Aqui o hibisco sensual, vermelho.
Além, a orquídea, a esterlícia, a acácia,
Acenos tropicais da bananeira,
Canas de açúcar adoçando o espaço.
Cimos de neve e espuma de onda morna,
Vergam-se vimes. Na videira, os bagos
São já licor bebido no aroma.
E em noite límpida de estrelas descem,
Salpicando de lumes latejantes,
A prolongar o céu pelas vertentes.
(11/11/83)
2. RETRATO DE ANTÔNIO NOBRE
A memória lírica descobre
Perto de Boliqueme, entre vinhedos,
Uma casita pobre.
Nela, reza um soneto Antônio Nobre,
Sílaba a sílaba, a correr-lhe os dedos.
A nova santa chama-se Constança
E a filha da Condessa de Cascais.
No Trapiche descansa
Com a mesma doença sem esperança
Que sabra com as folhas outonais.
Sentado na cadeira
De vime vigoroso e delicado,
Com que bordam os homens da Madeira,
Compõe, de uma elegante e varonil maneira,
O corpo magro e alquebrado.
Cobre-o de sombras sum chapéu de palha
Olhos mais negros e maiores. Barba completa.

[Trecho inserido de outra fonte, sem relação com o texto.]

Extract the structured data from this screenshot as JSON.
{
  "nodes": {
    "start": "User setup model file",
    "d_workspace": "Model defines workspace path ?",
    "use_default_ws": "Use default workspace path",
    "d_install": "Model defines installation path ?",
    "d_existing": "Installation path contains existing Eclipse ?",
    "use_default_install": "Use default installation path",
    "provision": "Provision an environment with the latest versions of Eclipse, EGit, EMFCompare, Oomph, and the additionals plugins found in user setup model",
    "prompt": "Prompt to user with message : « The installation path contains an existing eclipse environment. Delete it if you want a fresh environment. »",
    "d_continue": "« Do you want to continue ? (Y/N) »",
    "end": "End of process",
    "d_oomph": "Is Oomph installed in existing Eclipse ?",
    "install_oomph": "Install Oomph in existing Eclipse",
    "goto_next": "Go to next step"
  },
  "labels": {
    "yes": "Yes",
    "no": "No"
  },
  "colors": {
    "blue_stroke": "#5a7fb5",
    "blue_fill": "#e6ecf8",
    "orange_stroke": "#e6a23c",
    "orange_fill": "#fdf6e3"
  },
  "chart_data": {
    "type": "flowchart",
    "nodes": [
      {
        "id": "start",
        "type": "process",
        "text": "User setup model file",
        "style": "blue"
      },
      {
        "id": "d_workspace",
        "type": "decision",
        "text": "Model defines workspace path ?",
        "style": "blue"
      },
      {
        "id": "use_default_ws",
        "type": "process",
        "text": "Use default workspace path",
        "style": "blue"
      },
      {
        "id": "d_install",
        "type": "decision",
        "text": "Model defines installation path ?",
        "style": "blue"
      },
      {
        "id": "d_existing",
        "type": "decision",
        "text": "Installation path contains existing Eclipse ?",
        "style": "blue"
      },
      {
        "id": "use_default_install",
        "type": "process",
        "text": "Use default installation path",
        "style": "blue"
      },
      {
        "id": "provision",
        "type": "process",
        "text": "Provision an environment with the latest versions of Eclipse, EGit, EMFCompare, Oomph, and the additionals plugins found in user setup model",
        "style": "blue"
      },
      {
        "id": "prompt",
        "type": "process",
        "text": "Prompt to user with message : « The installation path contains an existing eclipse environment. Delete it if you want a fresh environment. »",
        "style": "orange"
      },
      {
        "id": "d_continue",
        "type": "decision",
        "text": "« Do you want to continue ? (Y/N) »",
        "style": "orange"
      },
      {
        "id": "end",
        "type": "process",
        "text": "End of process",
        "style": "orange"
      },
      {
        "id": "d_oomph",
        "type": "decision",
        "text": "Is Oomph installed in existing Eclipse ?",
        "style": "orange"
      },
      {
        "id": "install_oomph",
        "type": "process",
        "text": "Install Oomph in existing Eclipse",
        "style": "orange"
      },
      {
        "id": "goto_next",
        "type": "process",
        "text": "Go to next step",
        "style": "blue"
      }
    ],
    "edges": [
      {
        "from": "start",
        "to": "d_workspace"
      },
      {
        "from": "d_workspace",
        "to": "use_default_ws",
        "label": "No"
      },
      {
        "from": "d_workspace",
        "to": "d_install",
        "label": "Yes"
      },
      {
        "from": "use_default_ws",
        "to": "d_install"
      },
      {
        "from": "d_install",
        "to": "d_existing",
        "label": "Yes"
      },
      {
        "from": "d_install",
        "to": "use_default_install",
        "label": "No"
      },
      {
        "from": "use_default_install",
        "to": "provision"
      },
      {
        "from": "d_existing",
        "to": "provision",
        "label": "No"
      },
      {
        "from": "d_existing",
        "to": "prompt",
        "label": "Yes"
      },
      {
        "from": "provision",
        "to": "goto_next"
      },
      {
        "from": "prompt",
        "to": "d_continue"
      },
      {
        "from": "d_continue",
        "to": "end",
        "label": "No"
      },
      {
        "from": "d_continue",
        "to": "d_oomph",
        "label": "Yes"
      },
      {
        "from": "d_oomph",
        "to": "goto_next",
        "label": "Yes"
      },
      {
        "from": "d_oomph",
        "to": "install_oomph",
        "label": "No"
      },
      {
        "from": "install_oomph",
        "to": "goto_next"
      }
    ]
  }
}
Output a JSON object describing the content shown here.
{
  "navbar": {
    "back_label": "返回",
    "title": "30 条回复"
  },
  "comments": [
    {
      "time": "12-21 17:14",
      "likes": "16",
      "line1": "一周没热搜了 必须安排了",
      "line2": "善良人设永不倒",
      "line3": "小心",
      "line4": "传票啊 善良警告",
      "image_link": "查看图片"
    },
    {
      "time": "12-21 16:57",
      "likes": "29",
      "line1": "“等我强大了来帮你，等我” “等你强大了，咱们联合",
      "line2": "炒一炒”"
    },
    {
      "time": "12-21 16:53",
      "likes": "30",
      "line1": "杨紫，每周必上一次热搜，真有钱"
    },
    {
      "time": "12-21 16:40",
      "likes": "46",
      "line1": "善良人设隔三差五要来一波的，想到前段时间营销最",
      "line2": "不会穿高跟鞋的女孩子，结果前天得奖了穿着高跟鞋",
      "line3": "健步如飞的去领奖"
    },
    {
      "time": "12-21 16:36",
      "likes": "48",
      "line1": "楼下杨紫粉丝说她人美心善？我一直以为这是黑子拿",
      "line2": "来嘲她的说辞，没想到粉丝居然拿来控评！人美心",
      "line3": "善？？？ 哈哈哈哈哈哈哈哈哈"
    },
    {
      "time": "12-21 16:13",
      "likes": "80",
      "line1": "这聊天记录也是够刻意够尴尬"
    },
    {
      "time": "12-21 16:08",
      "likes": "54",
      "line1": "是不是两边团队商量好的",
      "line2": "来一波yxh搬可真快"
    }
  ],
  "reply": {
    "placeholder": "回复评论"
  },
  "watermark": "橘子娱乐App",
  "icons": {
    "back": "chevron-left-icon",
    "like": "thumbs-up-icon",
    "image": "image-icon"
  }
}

Já não há, em redor, um ar bom que lhe valha,
Já está corando ao Sol o linho de mortalha,
Já dizem bem do poeta.
(16/11/83)
3. O LAZARETO DO FUNCHAL
Detrás da degradante grade,
Do Lazareto do Funchal,
Olha meu pai o mar e a liberdade,
Culpado de servir El-Rei de Portugal.
Cai-me no coração
Uma lágrima e queima-o de revolta.
Sou eu quem lhe concede a absolvição
E o solta.
Sou eu, eu que nasci quatro anos depois,
A vibrar como um sino no ardor do rebate,
Quem vem busca-lo entre os heróis.
E aqui vamos os dois
Para novo combate.
(20.11.83)
PARA QUEM ÉS
Nunca temas a morte nos teus braços,
Nem além, numa curva do caminho:
Come o teu pão em paz, bebe o teu vinho,
Sem medires a distância dos seus passos.
Ela virá quando quiseres, consciente.
Prá quê, de noite, a lâmpada em vigília?
Aquece o teu amor entre a família,
Nada perturba um coração que sente.
Podes tecer projectos dia a dia,
Que mal faz? Cada sonho te pertence.
A morte não te espia nem te vence
Se irrompe no teu verbo, dura e fria.
A morte não é tua. É do teu mundo
A roa breve em vez do ser profundo.
(16/9/83)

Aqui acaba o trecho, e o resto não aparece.